71 days since I picked up my Alto trailer and started down the road (yeah, pun intended) towards being a full-time vagabond. At the end of May, I let the apartment go and moved everything I had left into either trailer or car (mostly trailer). And yesterday, I officially gave my notice at work that August 19th is my last day. They don’t give you any fanfare, and to them, it’s just another resignation, not the big-deal retirement thing it is for me personally.
So what have I learned in 71 days of doing this (minus 14 days of an overseas biz trip where I had to rough it in hotels with lots of hot water and free wifi…)?
Connectivity is king. And queen. And all the other pieces on the chessboard of life. I took broadband for granted when I was living in houses and apartments. Having to step down to a cell phone hotspot was quite an adjustment. It wasn’t just in the data plan limit, it was more the overall “getting on the internet” part that was challenging. Every campsite is different, and most of them don’t come with free wifi. (I know, it’s quite shocking that google free wifi hasn’t reached WA State campgrounds!). So far, I have nailed down a Verizon unlimited data plan (whee!), a cell booster, and a big antenna for that booster. Still figuring out the best way to mount the antenna, but so far, this is working pretty well (it goes inside the trailer when I am traveling).
Right behind connectivity on the pyramid of needs is power. When campsites have electric, that’s awesome. But it costs more. So my plan has been to use a mix of what WA State calls “non-electric” sites and full hookup sites and learn how much the solar panels can do with the battery and how much my power usage drains down that battery. First change I made was to get lighter-weight propane tanks and mount them on the tongue (with my friend leading the way, he loves doing this stuff and I was happy to let him figure out how to secure things so they don’t go flying off while I’m driving). Propane can power my heat and hot water and cooking when I am off the grid.
Here’s the umbilical cords when I’m at a full hookup site, minus the sewer hose, because it isn’t long enough to reach the outlet here. Electricity and power are the two I like the best: I get hot showers on demand and don’t have to worry about battery usage when I’m writing a blog post…)
I’m not yet a grillmaster. And I might never be. Figuring out what to buy, cook, and eat remains something that isn’t all that interesting to me. A bowl of cereal for dinner is often my first choice, especially after a long day. But I do set a nice table.
I like sleeping in my little trailer. A lot. It’s a bit like a cocoon, only with a comfortable mattress. And I invested in a latex topper that provides both extra cushioning and some insulation from cold coming up from the ground. Believe me, aluminum doesn’t provide all that much insulation from the cold, cold ground.
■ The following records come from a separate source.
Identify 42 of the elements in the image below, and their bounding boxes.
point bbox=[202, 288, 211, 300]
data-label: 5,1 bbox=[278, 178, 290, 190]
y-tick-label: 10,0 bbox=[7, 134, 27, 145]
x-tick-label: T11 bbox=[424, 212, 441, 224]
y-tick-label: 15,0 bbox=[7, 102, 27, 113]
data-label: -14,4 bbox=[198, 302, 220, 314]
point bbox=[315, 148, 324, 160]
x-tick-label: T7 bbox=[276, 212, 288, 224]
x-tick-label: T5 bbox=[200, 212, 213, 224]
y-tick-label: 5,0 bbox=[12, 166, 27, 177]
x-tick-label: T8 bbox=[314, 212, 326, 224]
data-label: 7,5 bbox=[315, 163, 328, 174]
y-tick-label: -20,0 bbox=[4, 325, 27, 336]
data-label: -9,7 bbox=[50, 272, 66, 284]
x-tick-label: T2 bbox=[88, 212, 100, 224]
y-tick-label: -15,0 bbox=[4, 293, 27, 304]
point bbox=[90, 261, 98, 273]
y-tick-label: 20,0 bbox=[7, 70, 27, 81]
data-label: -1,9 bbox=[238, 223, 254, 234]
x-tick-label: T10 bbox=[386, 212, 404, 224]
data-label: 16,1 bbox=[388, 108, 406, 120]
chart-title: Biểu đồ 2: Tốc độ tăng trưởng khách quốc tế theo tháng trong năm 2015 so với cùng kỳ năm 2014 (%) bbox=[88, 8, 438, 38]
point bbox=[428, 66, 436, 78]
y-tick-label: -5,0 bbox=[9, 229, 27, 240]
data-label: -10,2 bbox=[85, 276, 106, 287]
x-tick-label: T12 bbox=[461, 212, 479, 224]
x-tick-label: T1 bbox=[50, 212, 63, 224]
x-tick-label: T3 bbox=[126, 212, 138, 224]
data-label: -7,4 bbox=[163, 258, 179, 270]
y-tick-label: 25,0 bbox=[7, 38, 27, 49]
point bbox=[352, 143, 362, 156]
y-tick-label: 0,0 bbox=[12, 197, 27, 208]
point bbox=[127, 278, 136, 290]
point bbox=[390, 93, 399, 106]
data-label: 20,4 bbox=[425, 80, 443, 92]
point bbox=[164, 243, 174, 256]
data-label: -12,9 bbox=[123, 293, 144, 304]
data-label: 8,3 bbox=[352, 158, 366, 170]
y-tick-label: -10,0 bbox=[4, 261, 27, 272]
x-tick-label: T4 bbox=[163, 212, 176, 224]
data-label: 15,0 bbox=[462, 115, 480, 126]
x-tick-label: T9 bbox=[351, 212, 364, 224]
And with WA State summer missing in action this year, the overnight temps have been a bit on the chilly side. I’d post a picture of my bed, but that just feels weird so I won’t. Instead, here’s a picture of my front yard the last few days (there is another campsite about 6 feet away, so I like having my front awning mostly closed; I get the breeze but not the view of their camper.)
Working in an office while living in a trailer is a bit weird. It’s like sliding between alternate universes: one where everyone is all about high tech and videoconferences and cubicles, and the other, where I can barely find a cell phone signal, but I can hear the birds singing, the wind in the tall trees, and the rain on my roof (longest summer rain streak since 2005 here in Seattle).
I like the immediacy of living in a trailer. I can tell the weather at a glance, I have nature right outside my door, and I don’t have a lot of “stuff” to worry about. It’s very self-contained and that suits me just fine.